In recent years I’ve noodled more on the role of place in our lives, and the role of luck.
I grew up with in a relatively rural part of West Virginia. I spent many hours tramping around in the woods along the Ohio River, and even more hours reading books at the house. My parents moved into that community when I was five. I think we were always politely considered outsiders and not “from there” right through my high school graduation. Our family lived at the edge of Appalachia. I could escape its gravitational pull more easily than most of the people living there.
I had an early grasp on the core dignity of this community even amidst brokenness, bigotry, and pain. They were proud and people knew how to work. There were things to admire and awful things I wanted to flee. I was eager to move out and be among more enlightened people who would help me on my path to winning a Nobel Prize.
It wasn’t until I moved to Cleveland for college that I understood a bajillion people considered me an uncultured hick.

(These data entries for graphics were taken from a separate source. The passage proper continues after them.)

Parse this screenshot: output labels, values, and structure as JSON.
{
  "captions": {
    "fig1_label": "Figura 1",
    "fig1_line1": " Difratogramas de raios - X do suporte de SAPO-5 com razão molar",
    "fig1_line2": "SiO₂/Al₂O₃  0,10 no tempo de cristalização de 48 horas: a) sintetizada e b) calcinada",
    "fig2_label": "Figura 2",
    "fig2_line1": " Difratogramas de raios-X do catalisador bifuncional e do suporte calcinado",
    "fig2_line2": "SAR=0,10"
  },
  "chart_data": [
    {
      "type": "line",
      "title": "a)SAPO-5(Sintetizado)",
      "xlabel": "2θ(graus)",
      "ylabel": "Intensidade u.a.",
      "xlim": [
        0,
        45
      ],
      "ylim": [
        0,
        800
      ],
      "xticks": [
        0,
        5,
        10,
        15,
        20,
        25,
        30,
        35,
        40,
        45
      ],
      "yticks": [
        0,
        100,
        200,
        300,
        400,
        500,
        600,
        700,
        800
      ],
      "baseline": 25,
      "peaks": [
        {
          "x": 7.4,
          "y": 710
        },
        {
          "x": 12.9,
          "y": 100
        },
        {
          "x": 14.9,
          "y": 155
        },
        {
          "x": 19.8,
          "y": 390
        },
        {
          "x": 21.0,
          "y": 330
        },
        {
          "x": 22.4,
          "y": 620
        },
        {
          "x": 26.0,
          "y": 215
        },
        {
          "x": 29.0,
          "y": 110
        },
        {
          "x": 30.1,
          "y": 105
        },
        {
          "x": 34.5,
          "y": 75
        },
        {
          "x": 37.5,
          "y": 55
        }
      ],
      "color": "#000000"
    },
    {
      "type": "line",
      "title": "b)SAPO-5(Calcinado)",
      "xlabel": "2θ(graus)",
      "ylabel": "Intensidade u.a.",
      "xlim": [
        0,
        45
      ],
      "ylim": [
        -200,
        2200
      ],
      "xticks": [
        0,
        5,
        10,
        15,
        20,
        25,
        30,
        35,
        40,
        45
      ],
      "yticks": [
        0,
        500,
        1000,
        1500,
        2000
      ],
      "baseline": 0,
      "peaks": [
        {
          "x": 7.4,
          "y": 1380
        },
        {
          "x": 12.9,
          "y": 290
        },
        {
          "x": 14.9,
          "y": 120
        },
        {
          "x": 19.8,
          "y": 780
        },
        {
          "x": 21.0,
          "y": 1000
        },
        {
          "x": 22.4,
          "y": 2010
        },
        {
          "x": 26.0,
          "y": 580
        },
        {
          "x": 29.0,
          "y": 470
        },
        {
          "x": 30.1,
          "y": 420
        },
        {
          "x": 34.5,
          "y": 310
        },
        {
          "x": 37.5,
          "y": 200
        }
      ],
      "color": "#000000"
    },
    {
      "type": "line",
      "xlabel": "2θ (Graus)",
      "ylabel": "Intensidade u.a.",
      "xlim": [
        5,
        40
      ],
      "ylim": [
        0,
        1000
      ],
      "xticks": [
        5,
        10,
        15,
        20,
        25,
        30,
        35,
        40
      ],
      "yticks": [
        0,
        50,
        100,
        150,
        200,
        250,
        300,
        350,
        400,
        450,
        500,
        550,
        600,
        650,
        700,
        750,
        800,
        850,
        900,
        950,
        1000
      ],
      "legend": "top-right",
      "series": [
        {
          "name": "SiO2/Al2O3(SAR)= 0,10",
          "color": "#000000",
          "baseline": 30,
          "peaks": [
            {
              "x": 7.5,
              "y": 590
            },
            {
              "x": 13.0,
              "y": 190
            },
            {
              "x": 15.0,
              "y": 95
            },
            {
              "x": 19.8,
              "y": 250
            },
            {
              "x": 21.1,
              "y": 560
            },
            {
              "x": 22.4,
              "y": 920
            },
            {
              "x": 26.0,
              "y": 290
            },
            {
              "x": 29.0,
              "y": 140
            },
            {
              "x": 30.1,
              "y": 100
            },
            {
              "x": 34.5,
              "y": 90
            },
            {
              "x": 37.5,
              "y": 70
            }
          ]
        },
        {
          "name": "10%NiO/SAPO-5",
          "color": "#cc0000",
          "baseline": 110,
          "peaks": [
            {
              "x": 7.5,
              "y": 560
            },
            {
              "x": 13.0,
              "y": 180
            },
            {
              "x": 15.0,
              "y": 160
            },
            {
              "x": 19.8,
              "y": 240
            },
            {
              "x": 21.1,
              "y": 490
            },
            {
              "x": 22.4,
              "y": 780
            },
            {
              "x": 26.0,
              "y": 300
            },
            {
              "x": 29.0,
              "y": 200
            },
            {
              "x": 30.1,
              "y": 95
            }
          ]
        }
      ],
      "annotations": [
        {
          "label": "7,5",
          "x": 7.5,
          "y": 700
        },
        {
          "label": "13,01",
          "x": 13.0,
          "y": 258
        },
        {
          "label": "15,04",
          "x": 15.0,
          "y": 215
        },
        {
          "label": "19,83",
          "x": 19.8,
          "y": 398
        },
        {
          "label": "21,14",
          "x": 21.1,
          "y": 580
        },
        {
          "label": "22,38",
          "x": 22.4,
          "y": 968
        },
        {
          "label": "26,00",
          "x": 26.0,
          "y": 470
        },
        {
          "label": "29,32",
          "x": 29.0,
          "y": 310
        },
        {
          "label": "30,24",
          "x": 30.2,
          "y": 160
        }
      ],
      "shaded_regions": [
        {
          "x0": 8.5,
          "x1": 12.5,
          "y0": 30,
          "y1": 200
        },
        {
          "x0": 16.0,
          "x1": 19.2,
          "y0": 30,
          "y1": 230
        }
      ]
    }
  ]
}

This was the period I first began considering the role of luck in my life. What if my parents had not met in college and married? What are the odds that one sperm cell from my father successfully fertilized the egg cell, and all the development proceeded in utero? What if cleft palate surgery had not been available? What if I did not have two loving parents? What if I had been born in a different country? What if my teacher had laughed and embarrassed me when I wrote that essay about winning the Nobel Prize – would I have pursued science? What if I had been maimed or killed in those “I should have died” moments? How much luck and random factors am I not even aware of?
I’ve considered all the later steps in my life, too – grad school choice, meeting my wife, kids, moving to Iowa for a new job, friends, churches, mentors, international travel experiences, some medical incidents. Many, many things could have gone so differently. The interaction of place, people, and luck is extraordinarily dense.
What do I conclude? I should call it all unmerited grace.
You can extend this thinking to grand historical events. What if China had continued exploring west past India and Ethiopa in the 1400s, instead of turning inward for centuries? What if Spain and Portugal never found gold in South America? What if the Spanish Armada had succeeded? What if Britain had re-acquired the United States in the 1790s or in the War of 1812? What if the Roman empire had endured another 600 years, or the Nazis continued to rule Europe rather than be defeated? And on and on. Major historical trends pivot on peculiar events.
As Han Solo told Luke Skywalker, “Don’t get cocky, kid.”